Image-based measurements of Tafel slopes in aqueous MV/4-HO-TEMPO Flow Batteries

TL;DR

This paper introduces a novel image-based method to directly measure Tafel slopes and electrochemical kinetics in aqueous redox flow batteries, simplifying experiments and providing valuable data for system optimization.

Contribution

It presents a new spectroelectrochemical imaging approach to measure Tafel kinetics and charge transfer resistances without reference electrodes in flow batteries.

Findings

First direct measurement of Tafel slopes in this type of RFB

Method reduces experimental complexity and uncertainty

Provides quantitative data for charge transfer and kinetics

Abstract

A total organic aqueous redox flow battery (RFB) employing methyl viologen (MV) electrolyte and 4-hydroxy-2,2,6,6-tetramethylpiperidine-1-oxyl (4-HO-TEMPO) is tested and characterized under microfluidic conditions.

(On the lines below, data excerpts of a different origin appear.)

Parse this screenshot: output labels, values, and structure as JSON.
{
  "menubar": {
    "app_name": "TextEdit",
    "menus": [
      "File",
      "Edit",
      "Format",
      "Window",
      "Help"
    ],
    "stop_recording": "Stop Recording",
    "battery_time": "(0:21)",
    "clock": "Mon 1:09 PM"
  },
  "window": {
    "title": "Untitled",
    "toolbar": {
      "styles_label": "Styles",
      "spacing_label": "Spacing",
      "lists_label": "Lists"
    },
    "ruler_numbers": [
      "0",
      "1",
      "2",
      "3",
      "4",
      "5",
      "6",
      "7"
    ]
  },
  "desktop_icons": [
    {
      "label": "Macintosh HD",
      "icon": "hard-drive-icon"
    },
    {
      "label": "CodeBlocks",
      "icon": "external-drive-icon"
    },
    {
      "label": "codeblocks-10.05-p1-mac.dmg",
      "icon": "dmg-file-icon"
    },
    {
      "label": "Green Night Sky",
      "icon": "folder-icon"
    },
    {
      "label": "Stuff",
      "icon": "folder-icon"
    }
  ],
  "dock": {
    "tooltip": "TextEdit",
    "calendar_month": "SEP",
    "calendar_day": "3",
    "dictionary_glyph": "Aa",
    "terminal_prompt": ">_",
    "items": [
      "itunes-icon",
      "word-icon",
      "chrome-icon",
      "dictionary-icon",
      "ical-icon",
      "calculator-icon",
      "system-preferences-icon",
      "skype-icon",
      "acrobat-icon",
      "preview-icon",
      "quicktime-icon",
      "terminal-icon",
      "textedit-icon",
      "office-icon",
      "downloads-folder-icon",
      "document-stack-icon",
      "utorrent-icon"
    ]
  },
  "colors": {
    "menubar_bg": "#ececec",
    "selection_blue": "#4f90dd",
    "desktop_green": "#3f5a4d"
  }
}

The absence of physical membrane and the quasi-two-dimensional energy transfers occurring in this RFB design enables the first direct measurement of Tafel kinetics, charge transfer, and charge transport resistances for both anolyte and catholyte reactants during the RFB operations. The methodology reported in this work combines spectroelectrochemical imaging and analytical modeling of the periodic mass and charge transfer equations. The Tafel kinetics and charge transfers resistances are measured through several RFB geometries and operating conditions without the need of reference electrode nor absorptivity coefficient calibration, which simplifies the experimental setup, eases the measurements and suppresses the uncertainty related to the electrolyte potential value. Data provided in this work (concentration fields, kinetics properties, electrochemical impedances) quantify the charge transfer in these systems and can serve as reference values for further advanced RFB numerical simulations and design optimization.